Le développement de nouveaux choix d'organisation a accéléré sur les cinq dernières années la mise en place de tels outils:

1 Modèle Européen ou Français de la qualité (EFQM, MFQ), pour parler de qualité de gestion des hommes associer à performance de l'entreprise.

2. Structure d'organisation en cellules, peu de niveaux hiérarchiques intermédiaires, des équipes plus mobiles, organisées en projet, plus réactives où les aspects humains deviennent primordiaux pour une efficacité plus grande.

3. Évaluation non plus individuelle mais par équipe, augmentation non plus au mérite individuel mais à la performance de l'équipe.

Tous ces choix et les outils de mesure qu'ils ont imposés ont d'ailleurs provoqué la très forte prise de conscience que le développement d'un budget formation est souvent une des clés stratégiques de la compétitivité d'une entreprise.

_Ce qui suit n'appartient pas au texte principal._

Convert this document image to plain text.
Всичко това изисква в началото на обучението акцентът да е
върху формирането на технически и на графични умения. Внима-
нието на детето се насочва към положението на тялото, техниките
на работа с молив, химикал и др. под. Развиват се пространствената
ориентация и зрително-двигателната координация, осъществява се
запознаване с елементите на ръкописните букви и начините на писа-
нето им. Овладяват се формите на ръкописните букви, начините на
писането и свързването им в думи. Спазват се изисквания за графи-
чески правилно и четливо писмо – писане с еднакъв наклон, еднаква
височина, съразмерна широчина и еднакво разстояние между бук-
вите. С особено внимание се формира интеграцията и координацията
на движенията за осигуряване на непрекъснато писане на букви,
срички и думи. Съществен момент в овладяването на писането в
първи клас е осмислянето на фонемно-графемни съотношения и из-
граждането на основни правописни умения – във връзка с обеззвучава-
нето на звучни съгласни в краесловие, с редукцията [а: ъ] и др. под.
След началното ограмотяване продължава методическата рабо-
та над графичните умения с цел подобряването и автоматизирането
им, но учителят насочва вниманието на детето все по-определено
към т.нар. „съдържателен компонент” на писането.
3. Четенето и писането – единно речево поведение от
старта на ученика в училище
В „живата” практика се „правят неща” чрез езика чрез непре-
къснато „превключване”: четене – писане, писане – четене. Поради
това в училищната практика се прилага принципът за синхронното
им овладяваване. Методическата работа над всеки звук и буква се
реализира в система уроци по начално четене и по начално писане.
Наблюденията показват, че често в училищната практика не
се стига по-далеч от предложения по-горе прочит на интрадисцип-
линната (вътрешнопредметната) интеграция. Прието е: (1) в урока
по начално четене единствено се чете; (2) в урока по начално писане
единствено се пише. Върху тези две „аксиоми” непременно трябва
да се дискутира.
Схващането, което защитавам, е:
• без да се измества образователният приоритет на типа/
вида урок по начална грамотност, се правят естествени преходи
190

On peut certes se poser la question du coût et de la nécessité de se déplacer aujourd'hui vers la mise en place de tels outils.

Valoriser l'aspect humain du travail reste pourtant une des clés de la réussite.

Philippe Mouttou, ENSAE 85 Directeur, Habershon & Associates Lfd pmu@HabershonAssociates.Ltd.uk

1 F Herzberg One more time:How do you motivate employée (Harvard Business Review)
G. Hofstede Cultural conséquences
A. Laurent Organizational Behaviour (INSEAD)
A. Maslow Motivation and Personality
E Trompenaars Riding the waves of culture. EFQM (European Foundation for Quality Management)

Principaux facteurs clés de ce processus

1 . Un rendu des résultats par consolidation du bas vers le haut de l'organisation.

2. Une analyse, des plans d'action.

3. Des comparaisons entre pays, entre fonctions.

4. Une analyse des facteurs externes et des systèmes de valeurs influençant l'opinion.

5. Le développement d'indicateurs de satisfaction du management.

6. Les enjeux des employés vers leur satisfaction.

7. L’évaluation des besoins en formation.

8. Un regard et un soin macro et microscopique.